Additional reduction in complexity is afforded by the sequence specificity of subtiligase. Subtiligase is very promiscuous toward N-terminal sequences, but it disfavors certain N-terminal residues, including acidic side chains and proline (9). Several abundant serum proteins, including serum albumin and apolipoprotein A-I, have acidic N-terminal residues and are not efficiently labeled by subtiligase, reducing their relative abundance in our experiments. Other abundant plasma proteins (e.g., alpha-1 acid glycoprotein) have chemically blocked N termini. Perhaps because of these factors, we found little benefit from pretreatment of plasma to remove the 12 most abundant proteins (Fig. S1), although it is likely that targeted depletion of abundant proteins with many N termini (e.g., C3, fibrinogen) would improve coverage.

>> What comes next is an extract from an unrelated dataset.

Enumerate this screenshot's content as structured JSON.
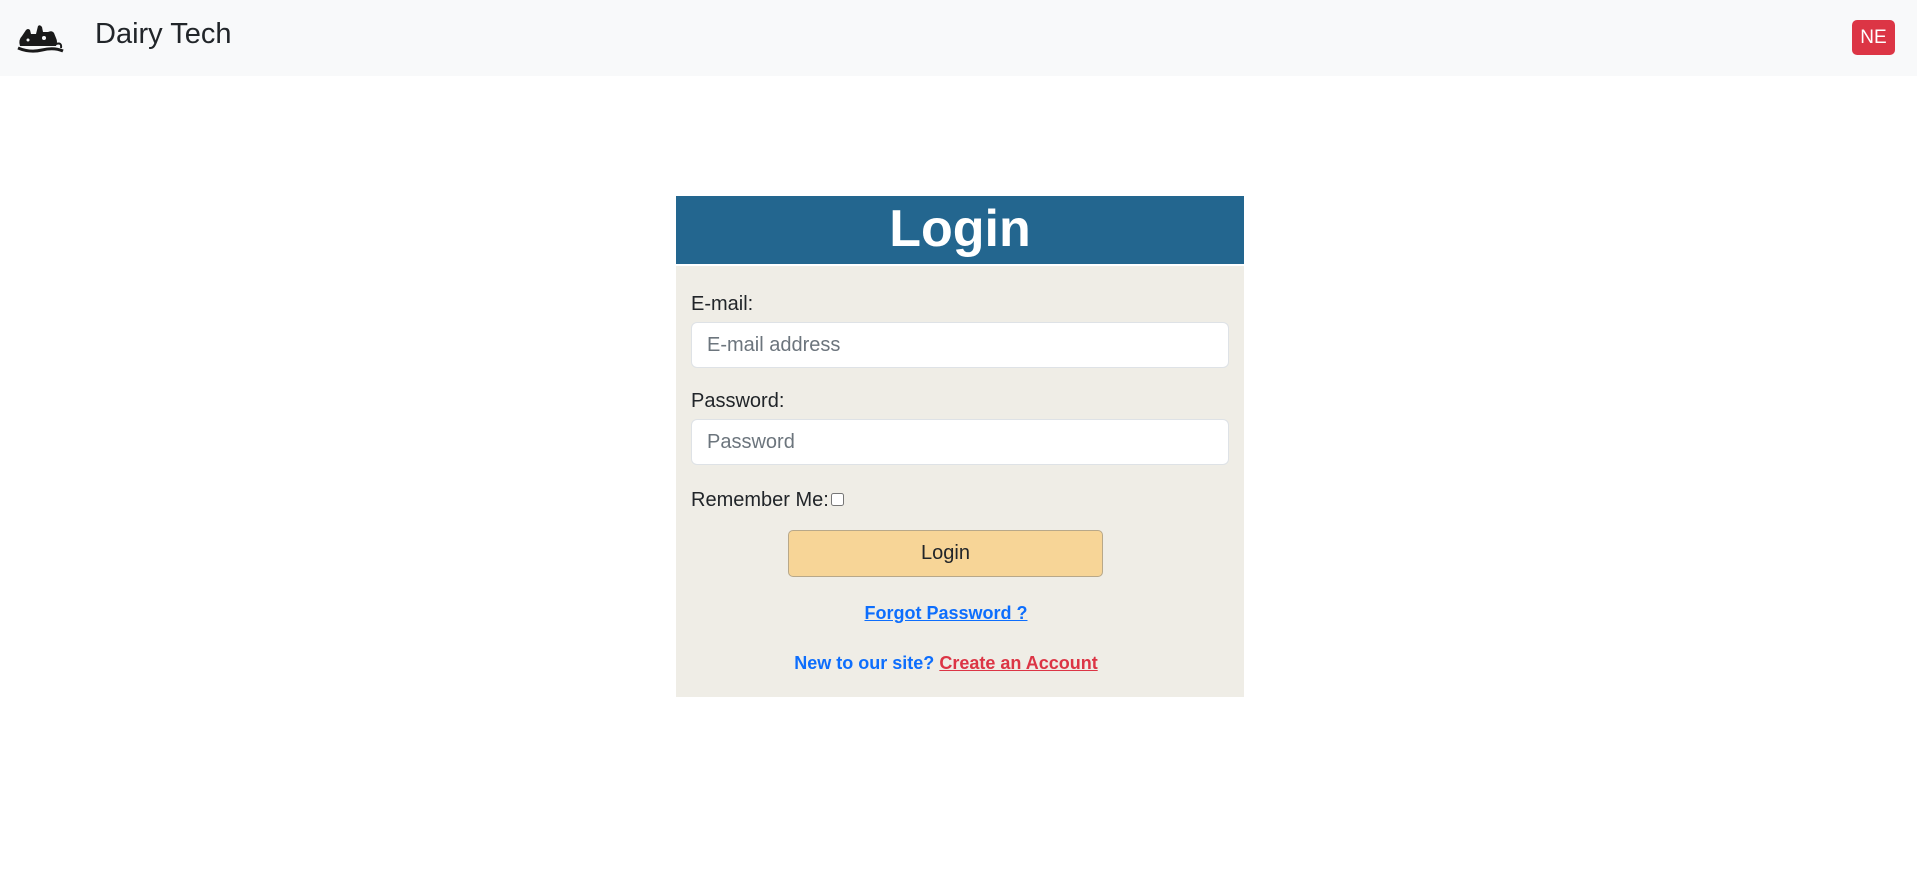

It should be noted that sampling only particular peptides from each protein can limit protein identification. N-terminal tryptic peptides may be too short or too long or ionize poorly, rendering them difficult to identify by database matching. With only a single digest (in this case trypsin), this method is limited to sampling rather than comprehensive coverage of the N-terminal proteome. Alternate digestions with different specificities should increase coverage, as demonstrated in other N-terminal proteomic studies (24).

N-Terminal Proteomics and Biomarker Discovery.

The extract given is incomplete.